Our View: Steamboat’s fiscal health may require service cuts
September 11, 2012
The city's plan to spend nearly $1 million next year on a combination of cost-of-living pay increases for all employees, raises for firefighters and paramedics and deferred maintenance and capital projects should be accomplished without the use of reserves. Further, the Steamboat Springs City Council needs to seriously consider cuts to city services to make the new expenditures possible.
Another 2013 budget workshop ended last week with council members essentially directing city staff to prepare a list of options for how the new spending requests can be made by using combinations of 2012 surplus revenues, cuts to other budget line items and money from the city's unallocated reserves.
As we said several weeks ago, the decision ultimately boils down to the council's philosophy on spending and saving taxpayer money. A conservative approach to budgeting during the past four years has helped the city build healthy reserves, but we don't think now is the appropriate time — nor are the proposed new expenditures the appropriate way — to justify raiding the emergency fund. The council already approved allocating $330,000 from reserves to make a debt payment on the Iron Horse Inn.
The city instead could use surplus revenues from the current budget year to make up the spending deficit, but there are issues with that decision, as well. A strong case could be made for allocating any surplus monies from 2012 to reserves or to the city's capital fund, which has been depleted by years of declines in building-use tax revenues stemming from the collapse of the construction and real estate industries.

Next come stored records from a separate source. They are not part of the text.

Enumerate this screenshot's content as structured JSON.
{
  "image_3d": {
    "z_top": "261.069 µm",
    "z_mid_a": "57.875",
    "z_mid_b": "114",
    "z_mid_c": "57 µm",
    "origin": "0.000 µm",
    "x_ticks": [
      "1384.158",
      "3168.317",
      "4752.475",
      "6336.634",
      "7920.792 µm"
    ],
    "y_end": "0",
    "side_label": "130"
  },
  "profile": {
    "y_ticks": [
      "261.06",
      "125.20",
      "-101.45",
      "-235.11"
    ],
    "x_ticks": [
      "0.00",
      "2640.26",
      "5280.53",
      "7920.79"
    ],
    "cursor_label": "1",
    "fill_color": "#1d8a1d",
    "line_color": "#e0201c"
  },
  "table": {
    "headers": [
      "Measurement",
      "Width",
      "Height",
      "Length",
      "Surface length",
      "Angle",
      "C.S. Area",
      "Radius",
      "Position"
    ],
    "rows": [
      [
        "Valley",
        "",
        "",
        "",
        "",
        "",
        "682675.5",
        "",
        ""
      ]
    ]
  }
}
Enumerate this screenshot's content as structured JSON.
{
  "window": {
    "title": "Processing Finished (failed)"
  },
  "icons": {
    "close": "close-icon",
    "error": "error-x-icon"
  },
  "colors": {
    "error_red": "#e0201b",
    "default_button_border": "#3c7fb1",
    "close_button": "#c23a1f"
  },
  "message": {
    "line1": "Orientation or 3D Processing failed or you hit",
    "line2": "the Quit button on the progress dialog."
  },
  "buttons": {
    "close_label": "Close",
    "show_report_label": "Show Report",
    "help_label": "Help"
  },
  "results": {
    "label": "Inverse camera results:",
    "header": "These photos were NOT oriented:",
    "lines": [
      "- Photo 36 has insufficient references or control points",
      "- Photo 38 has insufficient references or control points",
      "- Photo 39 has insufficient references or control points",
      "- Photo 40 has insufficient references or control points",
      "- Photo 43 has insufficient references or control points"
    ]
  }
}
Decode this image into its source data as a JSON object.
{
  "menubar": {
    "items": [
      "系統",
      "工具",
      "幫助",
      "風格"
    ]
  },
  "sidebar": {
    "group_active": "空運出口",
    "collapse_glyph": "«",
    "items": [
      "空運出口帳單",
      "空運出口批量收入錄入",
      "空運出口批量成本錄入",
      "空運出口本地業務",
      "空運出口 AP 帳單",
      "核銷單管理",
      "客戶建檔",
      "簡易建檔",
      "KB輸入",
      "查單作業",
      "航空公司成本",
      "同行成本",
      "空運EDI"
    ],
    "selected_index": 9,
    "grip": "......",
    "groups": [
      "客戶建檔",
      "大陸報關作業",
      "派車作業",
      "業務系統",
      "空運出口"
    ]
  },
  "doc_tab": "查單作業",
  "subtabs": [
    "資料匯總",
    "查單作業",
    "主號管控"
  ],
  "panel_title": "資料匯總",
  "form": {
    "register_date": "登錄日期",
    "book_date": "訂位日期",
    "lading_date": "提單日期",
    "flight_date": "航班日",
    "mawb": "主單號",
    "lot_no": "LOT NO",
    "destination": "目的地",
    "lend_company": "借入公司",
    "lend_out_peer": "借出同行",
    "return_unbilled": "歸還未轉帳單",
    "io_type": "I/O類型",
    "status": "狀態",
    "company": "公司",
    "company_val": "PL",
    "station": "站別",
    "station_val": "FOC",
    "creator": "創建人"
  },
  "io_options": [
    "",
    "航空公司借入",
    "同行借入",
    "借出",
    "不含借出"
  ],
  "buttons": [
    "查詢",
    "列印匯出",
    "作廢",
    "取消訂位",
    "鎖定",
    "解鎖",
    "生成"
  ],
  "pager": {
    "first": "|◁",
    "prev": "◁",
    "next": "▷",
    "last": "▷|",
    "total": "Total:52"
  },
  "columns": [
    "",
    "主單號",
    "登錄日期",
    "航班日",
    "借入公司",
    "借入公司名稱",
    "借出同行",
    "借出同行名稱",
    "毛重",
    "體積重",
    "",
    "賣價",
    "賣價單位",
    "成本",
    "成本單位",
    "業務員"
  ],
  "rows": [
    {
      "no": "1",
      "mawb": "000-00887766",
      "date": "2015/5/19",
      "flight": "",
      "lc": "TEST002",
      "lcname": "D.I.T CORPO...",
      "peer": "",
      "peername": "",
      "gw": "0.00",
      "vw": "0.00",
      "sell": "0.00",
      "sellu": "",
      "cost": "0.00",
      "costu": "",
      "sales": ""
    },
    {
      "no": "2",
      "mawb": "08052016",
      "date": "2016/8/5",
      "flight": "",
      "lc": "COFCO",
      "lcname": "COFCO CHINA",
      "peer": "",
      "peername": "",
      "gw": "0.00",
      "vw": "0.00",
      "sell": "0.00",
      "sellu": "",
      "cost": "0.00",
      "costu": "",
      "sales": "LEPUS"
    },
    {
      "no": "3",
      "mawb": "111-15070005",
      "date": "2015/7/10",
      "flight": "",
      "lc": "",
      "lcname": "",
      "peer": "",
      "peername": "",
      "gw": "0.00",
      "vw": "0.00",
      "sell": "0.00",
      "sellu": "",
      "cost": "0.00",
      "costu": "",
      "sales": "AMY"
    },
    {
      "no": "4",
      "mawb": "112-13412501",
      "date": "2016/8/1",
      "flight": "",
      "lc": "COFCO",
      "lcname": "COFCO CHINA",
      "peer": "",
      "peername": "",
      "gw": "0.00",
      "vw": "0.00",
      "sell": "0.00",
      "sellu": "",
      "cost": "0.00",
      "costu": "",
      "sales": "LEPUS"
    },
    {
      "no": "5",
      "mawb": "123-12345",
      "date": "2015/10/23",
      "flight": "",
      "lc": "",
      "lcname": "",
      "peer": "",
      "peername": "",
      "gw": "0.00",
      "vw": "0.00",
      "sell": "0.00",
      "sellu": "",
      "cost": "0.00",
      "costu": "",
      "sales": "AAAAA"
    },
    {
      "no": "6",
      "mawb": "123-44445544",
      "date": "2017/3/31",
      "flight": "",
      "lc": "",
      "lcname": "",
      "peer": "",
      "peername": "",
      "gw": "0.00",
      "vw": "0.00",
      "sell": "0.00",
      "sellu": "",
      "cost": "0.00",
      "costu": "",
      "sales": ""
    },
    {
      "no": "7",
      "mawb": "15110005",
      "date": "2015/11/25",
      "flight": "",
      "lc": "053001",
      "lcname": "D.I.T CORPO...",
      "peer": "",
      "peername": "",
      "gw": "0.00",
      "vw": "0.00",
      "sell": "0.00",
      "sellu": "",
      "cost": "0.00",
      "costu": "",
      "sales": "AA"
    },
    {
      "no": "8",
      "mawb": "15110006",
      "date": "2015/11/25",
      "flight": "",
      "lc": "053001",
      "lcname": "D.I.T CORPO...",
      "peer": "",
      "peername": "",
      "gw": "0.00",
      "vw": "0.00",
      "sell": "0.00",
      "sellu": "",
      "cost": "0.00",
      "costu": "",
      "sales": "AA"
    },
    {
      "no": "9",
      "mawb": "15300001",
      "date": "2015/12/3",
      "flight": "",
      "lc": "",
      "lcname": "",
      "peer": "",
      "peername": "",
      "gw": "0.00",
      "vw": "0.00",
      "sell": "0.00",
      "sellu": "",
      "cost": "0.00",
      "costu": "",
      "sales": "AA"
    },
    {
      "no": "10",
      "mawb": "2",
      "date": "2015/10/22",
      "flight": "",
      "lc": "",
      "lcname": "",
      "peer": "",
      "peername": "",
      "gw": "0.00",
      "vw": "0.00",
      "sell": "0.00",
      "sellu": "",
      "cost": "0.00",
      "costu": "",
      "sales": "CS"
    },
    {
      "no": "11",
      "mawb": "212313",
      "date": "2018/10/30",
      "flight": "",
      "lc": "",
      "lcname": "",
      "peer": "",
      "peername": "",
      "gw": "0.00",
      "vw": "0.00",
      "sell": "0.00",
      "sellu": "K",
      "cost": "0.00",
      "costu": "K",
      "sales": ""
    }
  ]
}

A conservative budget approach then would leave the city with a final option — cutting existing expenses to make room for the new ones. That's always easier said than done, but this council needs to give possible service cuts more than just lip service. At its meeting last week, the council was presented with several options, including consolidating some bus stops and eliminating low-performing bus routes, and cutting all recreational sports programs. These aren't the only, or perhaps even the best, options, and we implore the council and city management to consider others.
Perhaps it's not ultimately realistic to accomplish all of the savings through cuts alone, but the city owes it to taxpayers to realistically evaluate that option. Truth be told, the city largely has escaped having to make any significant service cuts during the past four years. And because growing — and unfunded — capital infrastructure needs might soon swallow any surplus revenues from future city budgets, this council might not be able to afford to kick the can down the road.